Sarah Hegazy (o Hijazi) es un icono de la lucha LGTBIQ+ en el mundo. Sarah era una activista lesbiana egipcia que fue arrestada, encarcelada y torturada durante tres meses en Egipto por desplegar la bandera del arcoíris en un concierto en El Cairo, en el año 2017. Tras su arresto, solicitó asilo y trasladó su residencia a Canadá, sufriendo estrés postraumático vinculado a la experiencia de tortura que vivió en su país de origen. Al no poder regresar a su país para despedirse de su madre enferma y al saber que sus hermanas eran señaladas por ser «las hermanas de la lesbiana», Sarah terminó suicidándose el 14 de junio de 2020 en Toronto. Tenía 30 años.

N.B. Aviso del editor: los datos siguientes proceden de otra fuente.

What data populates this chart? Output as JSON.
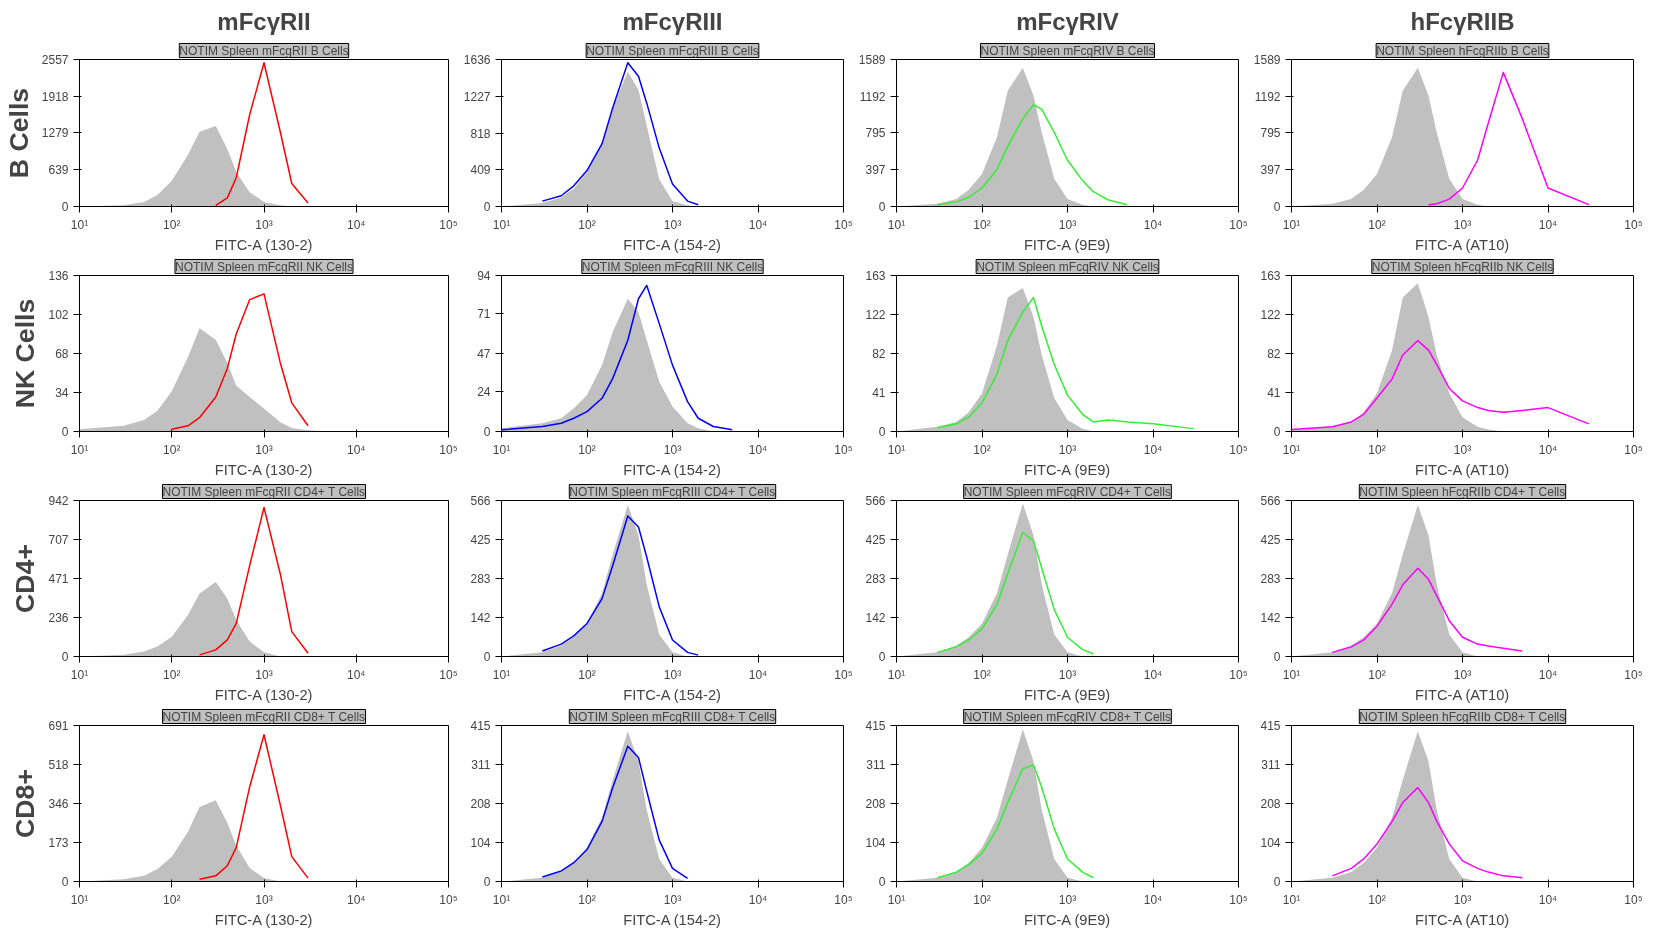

Su sufrimiento y el triste desenlace ponen de manifiesto la dureza del proceso migratorio. Ella es símbolo de lucha y los que quedamos aquí debemos resistir con fuerza para que se reconozcan nuestros derechos y para estar orgullosos de quienes somos y de lo que poco a poco vamos consiguiendo.
Hafedh Trifi es un activista por los derechos LGTBIQ+ en Túnez que vive como refugiado en España desde 2019.